Lorsqu’ils arrivent à Paris, ils n’ont pas encore de nom et, pendant quelques temps, certains les appelleront AACM de Chicago. Puis ils deviendront rapidement l’ Art Ensemble of Chicago , soit le Roscoe Mitchell Art Ensemble plus Joseph Jarman.
Dès le 12 juin, ils sont sur la scène du Théâtre du Lucernaire, et le 23, enregistrent au Studio Saravah leur premier disque, “A Jackson in your House”, pour la future fameuse collection Byg/Actuel. Trois jours plus tard, le 26, le contenu de trois albums est mis en boîte pour RCA Freedom. Le 28, rejoints par Anthony Braxton et Steve McCall, ils participent à un festival Actuel à l’American Center, partageant le plateau avec d’autres musiciens free fraîchement débarqués dans la capitale.

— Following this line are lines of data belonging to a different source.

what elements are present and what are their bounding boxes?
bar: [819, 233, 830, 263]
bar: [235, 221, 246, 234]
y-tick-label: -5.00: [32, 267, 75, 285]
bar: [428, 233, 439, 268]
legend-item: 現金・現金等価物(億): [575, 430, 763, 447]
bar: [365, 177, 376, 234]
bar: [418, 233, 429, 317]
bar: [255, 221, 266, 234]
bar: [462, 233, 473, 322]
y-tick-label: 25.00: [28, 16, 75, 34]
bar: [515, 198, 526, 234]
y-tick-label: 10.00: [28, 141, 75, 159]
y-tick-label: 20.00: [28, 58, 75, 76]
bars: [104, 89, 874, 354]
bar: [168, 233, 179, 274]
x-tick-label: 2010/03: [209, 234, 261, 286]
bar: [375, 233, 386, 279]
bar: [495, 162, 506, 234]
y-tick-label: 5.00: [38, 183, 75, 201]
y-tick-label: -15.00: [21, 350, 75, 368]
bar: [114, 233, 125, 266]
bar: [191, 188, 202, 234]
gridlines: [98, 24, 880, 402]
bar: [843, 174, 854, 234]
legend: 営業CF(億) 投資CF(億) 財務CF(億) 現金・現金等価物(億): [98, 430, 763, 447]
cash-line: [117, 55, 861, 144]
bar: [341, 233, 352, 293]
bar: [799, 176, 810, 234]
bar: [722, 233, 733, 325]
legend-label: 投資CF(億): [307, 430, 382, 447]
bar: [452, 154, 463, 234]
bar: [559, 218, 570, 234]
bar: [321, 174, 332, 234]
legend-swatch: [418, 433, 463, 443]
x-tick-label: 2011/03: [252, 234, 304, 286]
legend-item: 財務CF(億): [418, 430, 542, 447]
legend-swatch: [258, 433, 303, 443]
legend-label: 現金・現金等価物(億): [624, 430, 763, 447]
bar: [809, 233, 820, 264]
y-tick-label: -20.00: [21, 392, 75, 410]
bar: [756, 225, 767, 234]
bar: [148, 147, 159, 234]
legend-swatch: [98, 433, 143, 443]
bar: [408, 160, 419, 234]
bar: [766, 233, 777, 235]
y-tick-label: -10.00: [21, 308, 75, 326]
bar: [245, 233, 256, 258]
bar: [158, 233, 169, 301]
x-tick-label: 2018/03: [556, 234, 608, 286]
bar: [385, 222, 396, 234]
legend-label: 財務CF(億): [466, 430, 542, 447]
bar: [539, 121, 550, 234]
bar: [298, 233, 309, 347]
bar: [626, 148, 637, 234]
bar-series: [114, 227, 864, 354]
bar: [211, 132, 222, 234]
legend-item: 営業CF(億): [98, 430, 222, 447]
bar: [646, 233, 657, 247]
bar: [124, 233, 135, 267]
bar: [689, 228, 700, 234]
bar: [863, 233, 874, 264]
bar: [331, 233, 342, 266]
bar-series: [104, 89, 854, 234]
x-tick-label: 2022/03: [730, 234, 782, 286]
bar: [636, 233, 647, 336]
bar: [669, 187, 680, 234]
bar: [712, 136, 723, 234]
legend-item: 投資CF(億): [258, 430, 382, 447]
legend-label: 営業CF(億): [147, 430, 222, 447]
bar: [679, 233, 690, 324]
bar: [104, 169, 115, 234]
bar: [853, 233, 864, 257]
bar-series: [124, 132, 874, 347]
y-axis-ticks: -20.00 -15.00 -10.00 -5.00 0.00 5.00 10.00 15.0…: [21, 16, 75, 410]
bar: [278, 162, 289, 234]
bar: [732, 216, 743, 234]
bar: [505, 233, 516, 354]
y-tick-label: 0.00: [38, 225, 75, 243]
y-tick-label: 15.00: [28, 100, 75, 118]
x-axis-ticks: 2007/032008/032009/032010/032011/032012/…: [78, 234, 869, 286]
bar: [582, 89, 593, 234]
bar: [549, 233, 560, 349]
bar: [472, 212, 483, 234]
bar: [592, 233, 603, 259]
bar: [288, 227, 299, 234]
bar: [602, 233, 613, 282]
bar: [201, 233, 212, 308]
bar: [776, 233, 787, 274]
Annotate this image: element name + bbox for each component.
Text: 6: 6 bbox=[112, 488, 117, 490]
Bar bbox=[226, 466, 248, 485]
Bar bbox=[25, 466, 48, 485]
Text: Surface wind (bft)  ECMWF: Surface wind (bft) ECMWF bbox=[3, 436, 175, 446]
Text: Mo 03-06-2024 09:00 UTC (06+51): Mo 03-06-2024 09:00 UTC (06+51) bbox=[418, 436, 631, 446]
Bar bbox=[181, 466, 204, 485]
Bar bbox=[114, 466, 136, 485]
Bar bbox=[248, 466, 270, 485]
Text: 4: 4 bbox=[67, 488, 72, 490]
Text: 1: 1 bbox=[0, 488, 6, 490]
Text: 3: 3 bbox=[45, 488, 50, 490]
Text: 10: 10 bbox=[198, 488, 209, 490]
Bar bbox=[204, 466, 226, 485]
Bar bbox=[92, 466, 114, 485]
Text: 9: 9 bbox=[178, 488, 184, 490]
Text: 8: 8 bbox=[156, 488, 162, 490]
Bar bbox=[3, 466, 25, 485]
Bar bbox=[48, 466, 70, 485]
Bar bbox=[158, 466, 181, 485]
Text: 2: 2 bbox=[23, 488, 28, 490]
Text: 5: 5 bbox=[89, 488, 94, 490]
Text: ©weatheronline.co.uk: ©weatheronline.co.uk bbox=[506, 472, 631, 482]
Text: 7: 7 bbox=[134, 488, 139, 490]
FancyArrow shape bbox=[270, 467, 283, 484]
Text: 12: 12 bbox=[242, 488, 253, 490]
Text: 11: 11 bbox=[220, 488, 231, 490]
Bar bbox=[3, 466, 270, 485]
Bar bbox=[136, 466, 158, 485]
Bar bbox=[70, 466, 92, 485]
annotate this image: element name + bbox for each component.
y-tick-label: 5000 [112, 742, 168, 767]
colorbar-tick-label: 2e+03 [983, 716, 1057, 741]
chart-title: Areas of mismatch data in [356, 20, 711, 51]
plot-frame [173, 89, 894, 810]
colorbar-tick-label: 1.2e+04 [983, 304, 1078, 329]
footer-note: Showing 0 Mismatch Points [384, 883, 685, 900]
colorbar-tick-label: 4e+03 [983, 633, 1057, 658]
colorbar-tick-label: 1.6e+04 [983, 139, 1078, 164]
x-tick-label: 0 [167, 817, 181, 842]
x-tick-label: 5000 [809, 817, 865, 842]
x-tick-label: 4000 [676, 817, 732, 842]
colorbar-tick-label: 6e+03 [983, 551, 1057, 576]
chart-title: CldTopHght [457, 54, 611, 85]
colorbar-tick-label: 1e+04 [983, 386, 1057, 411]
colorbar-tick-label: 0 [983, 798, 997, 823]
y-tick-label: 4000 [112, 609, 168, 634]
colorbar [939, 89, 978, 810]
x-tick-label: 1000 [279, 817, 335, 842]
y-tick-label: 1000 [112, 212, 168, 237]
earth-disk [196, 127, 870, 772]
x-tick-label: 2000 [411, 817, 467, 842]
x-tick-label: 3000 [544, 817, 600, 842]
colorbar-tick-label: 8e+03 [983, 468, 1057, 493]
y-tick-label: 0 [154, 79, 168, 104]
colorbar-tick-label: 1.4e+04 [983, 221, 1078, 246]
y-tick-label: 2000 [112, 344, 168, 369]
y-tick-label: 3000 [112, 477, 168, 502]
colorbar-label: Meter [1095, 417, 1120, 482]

Le 7 juillet, ils enregistrent pour Pathé-Marconi “People in Sorrow”, qui non seulement constitue l’un des plus grands disques de la new thing (unanimement récompensé par les grands prix annuels), et que je n’hésite pas, depuis 50 ans, à placer parmi les sommets de l’Histoire du jazz toutes époques confondues. Suivent d’autres publications pour Byg, Saravah, America, etc., avec parfois des invités comme Brigitte Fontaine, Areski, Leo Smith (membre du Braxton 4tet), ou encore la grande chanteuse Fontella Bass (Madame Bowie), ainsi que nombre de performances comme celle, tumultueuse, donnée au festival d’Amougies fin octobre...
Effectuant alors mon service militaire, je suivais leurs aventures copieusement commentées dans Jazz Hot, Jazz Magazine et Actuel qui, chaque mois, ouvraient largement leurs pages à cette actualité frénétique.
Aussi, peu après ma libération, je me précipitais à la Maison de l’ORTF (comme on disait) le 28 février 1970 pour faire connaissance de visu avec le phénomène Art Ensemble. J’en fus émerveillé : voir ces quatre “acteurs musicaux” costumés, grimés, évoluant avec grâce et précision au milieu de leur “magasin de porcelaine” qui occupait tout le plateau de la salle 104, constituait un spectacle fascinant. Mais, en dépassant l’aspect visuel, on se rendait compte que celui-ci était essentiellement au service de la musique, laquelle occupait l’espace en une polyphonie à la fois savante et naturelle qui bouleversait totalement ce que l’on avait pu entendre jusque-là, y compris dans les expressions et créations les plus avant-gardistes. Tout en s’inscrivant profondément dans la grande tradition afro-américaine, les membres de l’Art Ensemble déployaient leur Great Black Music, comme ils l’appelaient, vers des horizons inouïs – le quartette d’Anthony Braxton travaillait aussi dans des sphères voisines. Alors que les musiciens les plus avancés, Ornette Coleman, Cecil Taylor, Albert Ayler, Sunny Murray... fonctionnaient toujours comme leurs aînés au niveau de l’organisation du groupe, l’Art Ensemble de Chicago brisait tous les repères. On n’avait encore jamais entendu ça !
Le mois suivant, Don Moye, venu d’Italie avec Steve Lacy, complétait l’orchestre en occupant une place de batteur-percussionniste fixe.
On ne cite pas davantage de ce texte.